© Pascal Poggi
La Fondation Abbé Pierre alerte sur la précarité énergétique estivale dans son dernier rapport du 29 juin. Ce phénomène, déjà connu depuis plusieurs années, est directement lié aux conditions de logement ainsi qu'aux quartiers des villes fortement urbanisées. Avec le réchauffement climatique en cours, cette précarité risque de s'aggraver dans les années à venir. Le rapport met en lumière les problèmes rencontrés et propose des solutions pour y remédier.
C’est la douche froide. La Fondation Abbé Pierre publie un rapport sur la précarité énergétique estivale, un problème souvent négligé mais lié au mal-logement, une cause qu'elle défend. Le constat est alarmant : bien que la précarité énergétique soit généralement associée au froid hivernal, elle est largement sous-estimée en été, en particulier pendant les vagues de chaleur. Selon la Fondation Abbé Pierre, les 5,2 millions de logements mal isolés et difficiles à chauffer en hiver se transforment en véritables bouilloires énergétiques en été. En 2022, près de 60 % des Français ont indiqué avoir subi la chaleur dans leur logement pendant au moins 24 heures, soit une augmentation de huit points par rapport à 2020, selon les données du baromètre du médiateur de l'énergie. Cette souffrance est principalement attribuée à la canicule, mais 19 % des personnes interrogées estiment que leur logement est mal isolé et mal ventilé. Les populations les plus vulnérables sont les personnes précaires urbaines, les jeunes de 18 à 24 ans et les personnes âgées, particulièrement vulnérables aux canicules. Dans les quartiers prioritaires, 70 % des foyers affirment qu'il fait trop chaud en été, contre 56 % dans le reste de la France.
Impacts de la chaleur
Les bâtiments les plus affectés par les fortes chaleurs, selon la Fondation Abbé Pierre, sont ceux dotés de surfaces vitrées exposées à l'est, à l'ouest et ceux ayant de grandes surfaces vitrées non protégées au sud. Les effets de la canicule sont particulièrement ressentis en milieu urbain en raison des îlots de chaleur urbains (ICU), caractérisés par des températures élevées et un manque de végétation. Les ménages vivant dans ces zones urbaines sont souvent confrontés à des conditions de surpeuplement, occupent des logements moins bien isolés et ventilés, et sont rarement équipés de climatisation. La Fondation souligne également qu'il existe une réglementation stipulant que les propriétaires bailleurs doivent assurer une température minimale de 19 degrés en moyenne dans les logements loués. Cependant, il n'y a pas de température maximale spécifiée légalement pour les locations. « Un décret en application de la Loi Climat et Résilience publié en juillet 2021, donne au locataire l’autorisation tacite du bailleur pour réaliser des travaux de rénovation énergétique du logement qu’il loue.

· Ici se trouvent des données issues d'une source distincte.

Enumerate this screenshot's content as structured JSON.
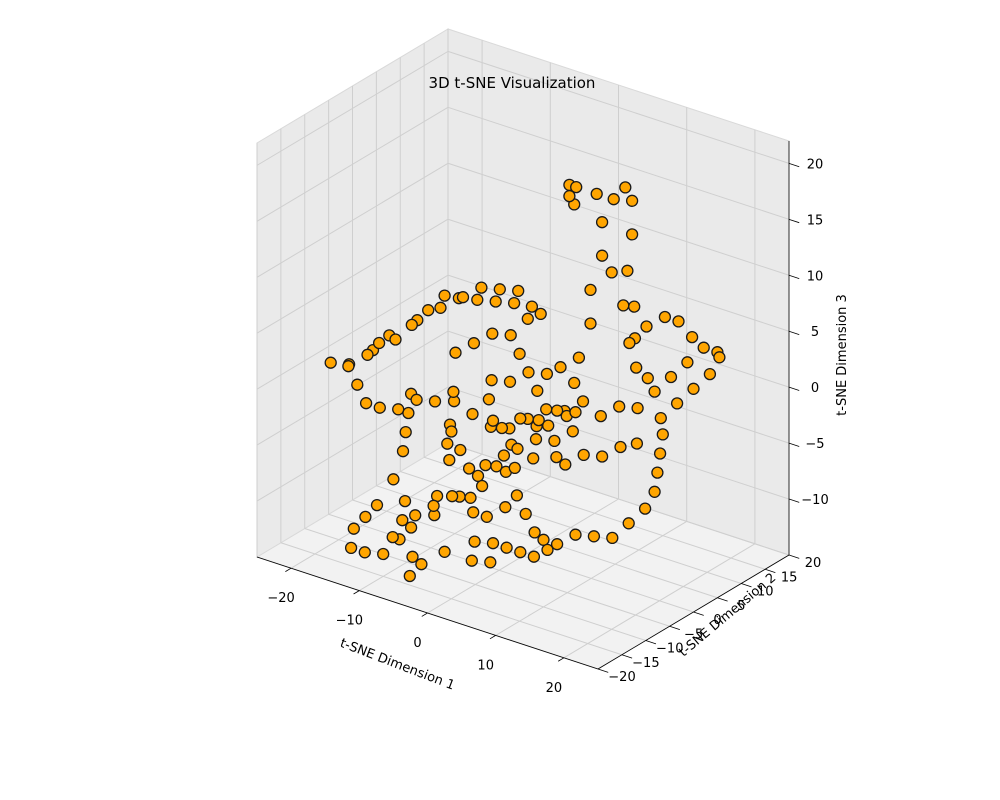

Parmi les travaux autorisés, l’installation de protection solaire pour les parois vitrées ou opaque en font partie, mais à ses frais ! », s'indigne la Fondation.
Des solutions, pas au rabais !
La Fondation Abbé Pierre propose plusieurs solutions pour faire face à la précarité énergétique estivale. Des volets, des stores et des auvents peuvent être utilisés pour protéger les fenêtres des rayonnements directs du soleil. La végétalisation des toitures et l'installation de panneaux solaires peuvent aider à bloquer les rayonnements solaires et réduire les températures à l'intérieur des bâtiments. Les couleurs claires sur les revêtements extérieurs, en particulier sur les toitures, permettent de réduire la chaleur absorbée et de diminuer la température à l'intérieur des habitations pendant les périodes de canicule. Elle recommande d'optimiser la ventilation naturelle, en particulier le soir, et d'installer des brasseurs d'air fixes au plafond. Ces dispositifs permettent de baisser la température ressentie de 4 degrés et sont bien plus économes en énergie que les climatiseurs. La présence d'arbres et de végétation peut créer une différence de température d'environ 10 degrés entre les zones arborées et les zones urbaines. Elle incite à mettre en place des bassins et des brumisateurs, de débitumer les espaces et de réduire le trafic routier pour renforcer la présence d'eau et atténuer les îlots de chaleur urbains. Elle souhaite que soient « intégrés les critères de confort d’été aux caractéristiques d’une rénovation performante, et même aux critères d’attribution des aides » ou encore faire évoluer le DPE pour que le « confort d'été » soit obligatoire et pris en compte dans l'étiquette du logement. Enfin, plus largement, c'est un plan d'urgence sur trois ans que souhaite la Fondation. Un plan qui réunirait collectivités, Etat, bailleurs sociaux, « afin de proposer des protections solaires à tous les logements, en lien avec France Renov et les dispositifs de repérage et d’accompagnement existants ».